When John F. Kennedy was murdered, I was 13. One of my first reactions, after the shock of seeing our president gunned down in broad daylight, was some sense that the world was not safe, that the unspoken promise from parents that they would take care of their children, was not being kept. Something was clearly wrong with the world if the president of the United States could be assassinated.

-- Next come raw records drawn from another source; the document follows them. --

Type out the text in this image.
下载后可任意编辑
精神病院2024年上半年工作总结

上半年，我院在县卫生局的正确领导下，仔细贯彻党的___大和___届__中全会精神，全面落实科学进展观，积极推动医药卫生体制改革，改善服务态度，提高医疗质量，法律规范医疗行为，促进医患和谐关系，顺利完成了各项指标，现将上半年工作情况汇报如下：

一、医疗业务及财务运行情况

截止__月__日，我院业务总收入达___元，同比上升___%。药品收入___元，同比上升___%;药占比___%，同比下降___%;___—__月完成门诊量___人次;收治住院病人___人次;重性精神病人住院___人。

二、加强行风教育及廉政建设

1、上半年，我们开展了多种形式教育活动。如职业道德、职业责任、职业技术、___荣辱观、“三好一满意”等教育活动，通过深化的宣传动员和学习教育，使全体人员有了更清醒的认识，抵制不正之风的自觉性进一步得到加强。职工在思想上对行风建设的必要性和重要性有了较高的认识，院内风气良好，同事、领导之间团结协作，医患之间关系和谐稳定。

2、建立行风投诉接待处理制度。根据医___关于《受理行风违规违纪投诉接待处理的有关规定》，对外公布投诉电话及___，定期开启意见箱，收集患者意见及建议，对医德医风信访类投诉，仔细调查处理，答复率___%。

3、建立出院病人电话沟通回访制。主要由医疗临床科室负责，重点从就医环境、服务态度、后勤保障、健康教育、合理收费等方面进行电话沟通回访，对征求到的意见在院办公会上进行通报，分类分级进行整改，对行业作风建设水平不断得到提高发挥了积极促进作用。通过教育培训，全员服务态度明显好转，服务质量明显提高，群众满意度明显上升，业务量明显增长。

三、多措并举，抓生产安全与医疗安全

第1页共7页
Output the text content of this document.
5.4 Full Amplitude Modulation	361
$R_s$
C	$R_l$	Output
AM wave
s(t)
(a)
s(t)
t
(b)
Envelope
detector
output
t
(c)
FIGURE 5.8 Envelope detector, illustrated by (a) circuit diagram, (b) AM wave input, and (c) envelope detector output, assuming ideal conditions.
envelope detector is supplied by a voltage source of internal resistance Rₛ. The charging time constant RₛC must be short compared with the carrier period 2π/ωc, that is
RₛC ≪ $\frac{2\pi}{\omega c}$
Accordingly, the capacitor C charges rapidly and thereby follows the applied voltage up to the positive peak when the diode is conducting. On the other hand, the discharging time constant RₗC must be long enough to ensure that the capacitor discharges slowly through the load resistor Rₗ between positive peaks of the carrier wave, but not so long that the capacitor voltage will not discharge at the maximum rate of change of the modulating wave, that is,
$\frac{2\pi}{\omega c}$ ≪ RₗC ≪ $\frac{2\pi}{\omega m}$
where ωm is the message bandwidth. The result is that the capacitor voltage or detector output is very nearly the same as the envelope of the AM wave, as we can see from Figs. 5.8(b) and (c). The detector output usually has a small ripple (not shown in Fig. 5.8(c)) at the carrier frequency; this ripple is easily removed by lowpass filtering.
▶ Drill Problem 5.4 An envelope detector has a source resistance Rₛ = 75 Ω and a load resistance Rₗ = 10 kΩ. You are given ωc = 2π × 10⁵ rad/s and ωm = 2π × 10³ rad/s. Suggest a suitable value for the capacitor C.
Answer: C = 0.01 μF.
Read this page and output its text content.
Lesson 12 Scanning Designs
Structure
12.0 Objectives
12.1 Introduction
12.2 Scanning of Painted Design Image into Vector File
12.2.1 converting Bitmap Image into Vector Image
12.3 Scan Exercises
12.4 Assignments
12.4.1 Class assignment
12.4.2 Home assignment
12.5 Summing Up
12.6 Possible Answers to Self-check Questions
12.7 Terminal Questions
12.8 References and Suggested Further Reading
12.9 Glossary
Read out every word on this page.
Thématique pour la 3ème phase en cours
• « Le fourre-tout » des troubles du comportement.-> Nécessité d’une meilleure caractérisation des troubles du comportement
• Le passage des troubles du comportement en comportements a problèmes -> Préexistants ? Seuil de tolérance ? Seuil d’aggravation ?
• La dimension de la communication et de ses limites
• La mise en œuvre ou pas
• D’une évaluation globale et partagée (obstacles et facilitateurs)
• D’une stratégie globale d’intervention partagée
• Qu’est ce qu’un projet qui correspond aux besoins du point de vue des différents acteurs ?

I think the world cracked open then for my generation—baby boomers—and prompted us to take matters into our own hands—first against the Vietnam War, the horrors of which we could watch every night on our TV screens, and then to advocating for women’s and minorities’ rights and protections for the fragile earth.
At the time, our parents’ generation was part of the enemy: cleaving to worn-out ways of doing things and to old attitudes about morality, patriotism, and women’s and minorities’ capabilities. “Get out of the way” was one of our slogans against the older generation.
Or, as Bob Dylan put it then:
Your old road is rapidly agin’
Please get out of the new one
If you can’t lend your hand
For the times they are a-changin’
And now we’re the older generation— the ones who are more conservative in our politics than the rest of the nation, according to polls. It shouldn’t be surprising. Research has shown that people become more conservative as they age. Perhaps it’s some longing for the past, when life seemed brighter and full of promise, so we want to keep the world from changing too fast, from getting too far from culture in which we grew up.
So, in some ways, it feels strangely familiar to back in an age of social upheaval. It feels right that we older ones, who have been through this before, should be joining the Black Lives Matter protests, that we should be the ones carrying the signs that say, “I can’t believe I’m still having to march for justice.”
Unfortunately, the threat of COVID-19 keeps many of us home. And though I long to be out in the streets again, I have to wonder if it’s a new generation’s time to be out there— younger people who are still idealistic, with righteous anger and lots of energy. Maybe we older ones need to do something different: provide financial support to minority organizations; write letters to legislators and other officials; engage in dialogue with people of all stripes.
The times always have been changing; it’s just that now we’re on the opposite end of that roller-coaster with a different view—perhaps more realistic or even world-weary—of how the world works. Hopefully, even as our energy lags, we can hang on to our once youthful idealism.